An investigation is understood to have supported these claims although Dr Johnson’s rebuttal evidence has yet to be made public.  

Dr Johnson and Mr Pauley were alleged to both be “intent on making sure that she (Ms Milner) doesn’t stay long. This seems a shame”. 

These parts of the allegations are believed to have been strongly rebutted by Dr Johnson who had backed Ms Milner for the post and was said to have been both “relieved and delighted” that a new chief executive had finally been appointed.  

Ms Milner saw it differently and in her resignation letter spoke of the “negative impact of the last few months upon my own health and wellbeing”. 

These had meant it was “simply not possible” to stay in post. 

At Bradford she will head a newly former children’s company trust that will be independent of Bradford Council whose children's services were declared inadequate following an Ofsted inspection in 2018. 

Ironically Ms Milner, a former civil servant, was obliged to receive clearance from the Government’s business appointments committee before becoming chief executive of CAPCA. 

The appointments committee only cleared her to take the CAPCA last November (she actually began the job in October). 

Former civil servants taking up outside appointments must go through the advisory committee “to protect the integrity of the government”.   

Under the rules, the committee’s remit is to “consider the risks associated with the actions and decisions made during her time in office, alongside the information and influence she may offer CAPCA”.  

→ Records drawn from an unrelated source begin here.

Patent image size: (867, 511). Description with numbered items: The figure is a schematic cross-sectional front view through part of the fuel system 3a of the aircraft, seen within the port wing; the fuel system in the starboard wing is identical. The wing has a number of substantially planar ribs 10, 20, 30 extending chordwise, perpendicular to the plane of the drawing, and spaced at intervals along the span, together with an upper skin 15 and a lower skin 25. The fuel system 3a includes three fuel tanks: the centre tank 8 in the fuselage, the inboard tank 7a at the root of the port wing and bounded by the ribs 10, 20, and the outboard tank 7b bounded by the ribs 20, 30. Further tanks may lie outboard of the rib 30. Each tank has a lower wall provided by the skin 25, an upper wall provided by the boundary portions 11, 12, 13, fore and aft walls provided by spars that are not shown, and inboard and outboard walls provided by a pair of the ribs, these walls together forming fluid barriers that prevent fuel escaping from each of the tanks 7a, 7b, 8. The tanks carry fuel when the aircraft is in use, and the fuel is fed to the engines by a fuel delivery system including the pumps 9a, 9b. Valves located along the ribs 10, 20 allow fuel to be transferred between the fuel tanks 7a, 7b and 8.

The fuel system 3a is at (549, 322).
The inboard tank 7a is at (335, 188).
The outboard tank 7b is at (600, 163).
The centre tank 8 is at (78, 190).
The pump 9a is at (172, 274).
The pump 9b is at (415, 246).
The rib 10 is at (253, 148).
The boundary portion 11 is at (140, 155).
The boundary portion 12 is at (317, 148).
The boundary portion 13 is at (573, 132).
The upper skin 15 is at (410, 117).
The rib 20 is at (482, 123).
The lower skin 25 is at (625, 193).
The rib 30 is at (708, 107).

They did, however, subject Ms Milner to conditions that will influence her decision making over the next two years.   

"She must not, at any time, draw on any privileged information gained in office,” says the committee.  

“Any contact with the government, directly or indirectly, must only be where it could not reasonably be perceived as improper use of her time in government service to lobby.”  

The Department for Levelling Up, Housing and Communities (DLUHC) has been made aware of Ms Milner’s decision and the reasons for it, but this is just the latest in a long line of officer resignations at CAPCA. 

Under the previous Mayor, James Palmer, his CEO Martin Whiteley was awarded a severance payment of £94,500 leaving the role under similar circumstances, as the two clashed over policy and budget. 

Mt Whiteley was followed by interim officers Kim Sawyer and John Hill. 

Finance officer, Karl Fenlon was sacked by Palmer when he revealed that budget projections were completely unachievable, something that Mayor Palmer denied, saying the statements were ‘misleading’, but it was later revealed that Fenlon had been correct. 

With Ms Milner’s resignation, the troubled authority will be looking for yet another CEO. 

Continuation of an extraordinary meeting of the CAPCA Board will continue next Wednesday to debate a confidence of vote in the mayor and the other issues.  

The first part took place on May 20 with the press and public excluded.